Written by: Jodie Lieffring

My Year of AmeriCorps Service

The past year has been amazing! When I walked through the doors at Headquarters on September 1st, 2009, I had no idea what was in store for me during my term of AmeriCorps service. I have come out of it a changed and stronger person. Through long hours, exhausting work and excellent supervision, I have grown into the person I am now.

It began with my supervisor, Jackie Dempsey, who supported, guided, listened and encouraged me and my AmeriCorps co-workers to accomplish what many people thought impossible. We taught American Red Cross safety classes in under-resourced areas without many of the materials that regular instructors had and with an almost non-existent budget. In addition, we performed extremely well while being paid below minimum wage.

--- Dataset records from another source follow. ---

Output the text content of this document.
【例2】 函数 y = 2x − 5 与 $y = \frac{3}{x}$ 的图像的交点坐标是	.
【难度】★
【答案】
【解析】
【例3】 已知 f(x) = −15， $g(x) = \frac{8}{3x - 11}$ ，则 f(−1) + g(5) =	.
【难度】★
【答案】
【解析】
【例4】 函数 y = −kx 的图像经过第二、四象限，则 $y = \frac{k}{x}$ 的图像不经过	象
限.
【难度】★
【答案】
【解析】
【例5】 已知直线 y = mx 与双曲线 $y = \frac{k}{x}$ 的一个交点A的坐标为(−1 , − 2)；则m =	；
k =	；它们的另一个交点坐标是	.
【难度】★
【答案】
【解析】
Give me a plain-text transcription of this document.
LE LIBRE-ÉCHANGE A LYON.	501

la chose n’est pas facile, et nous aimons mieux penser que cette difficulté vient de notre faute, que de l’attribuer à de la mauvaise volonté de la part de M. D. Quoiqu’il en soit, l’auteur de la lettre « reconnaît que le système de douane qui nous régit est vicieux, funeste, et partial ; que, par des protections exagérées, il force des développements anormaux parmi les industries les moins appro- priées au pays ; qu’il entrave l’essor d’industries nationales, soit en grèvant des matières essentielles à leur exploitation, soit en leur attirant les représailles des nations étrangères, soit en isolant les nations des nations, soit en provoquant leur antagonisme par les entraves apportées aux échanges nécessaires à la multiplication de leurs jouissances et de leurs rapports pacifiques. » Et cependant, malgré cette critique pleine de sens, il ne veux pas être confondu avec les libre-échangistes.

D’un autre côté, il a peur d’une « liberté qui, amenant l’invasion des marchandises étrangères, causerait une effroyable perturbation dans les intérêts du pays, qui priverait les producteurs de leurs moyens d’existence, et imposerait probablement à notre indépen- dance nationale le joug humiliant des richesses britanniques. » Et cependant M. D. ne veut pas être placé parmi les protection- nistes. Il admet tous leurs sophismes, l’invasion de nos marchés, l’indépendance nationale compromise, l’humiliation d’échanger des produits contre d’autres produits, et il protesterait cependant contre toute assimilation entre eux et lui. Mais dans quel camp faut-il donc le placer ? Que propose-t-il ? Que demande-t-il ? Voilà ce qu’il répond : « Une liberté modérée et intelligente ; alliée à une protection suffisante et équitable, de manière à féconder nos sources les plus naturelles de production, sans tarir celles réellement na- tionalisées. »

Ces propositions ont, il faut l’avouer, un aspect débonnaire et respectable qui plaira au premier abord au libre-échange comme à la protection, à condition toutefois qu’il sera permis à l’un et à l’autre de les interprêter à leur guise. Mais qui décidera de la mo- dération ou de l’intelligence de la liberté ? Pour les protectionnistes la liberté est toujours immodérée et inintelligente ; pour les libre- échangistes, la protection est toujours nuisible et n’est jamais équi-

After a whirlwind of training in the first three weeks of September, 2009, I was now an instructor of a variety of programs. I was now responsible for conducting outreach to set up classes, teaching the classes and completing all necessary documentation. This was difficult at times because people were less interested in taking a CPR class than they were interested in paying their bills. Even though I taught all classes for free, many people could not attend classes or simply did not show up. This made for a very humbling year. I was still able to interest plenty of people and taught many full classes.

Another aspect of the position was service projects. Individually and as a group, service projects were taken to new levels. A transitional living home named Grace House in Decatur, Illinois got renovated, children learned about all of our kid safety programs, Anixter Center had their courtyard revived with planters and plants, winter coats were donated, canned food was donated, comfort kits were made and many other lives were impacted.

In the end, close to 7,000 people were certified by AmeriCorps members in American Red Cross classes and over 35,000 people were taught in non-certification classes. I know I have changed tremendously and so have my co-workers. This has been an amazing experience and I am so glad that I was a part of it. Thank you AmeriCorps and the American Red Cross!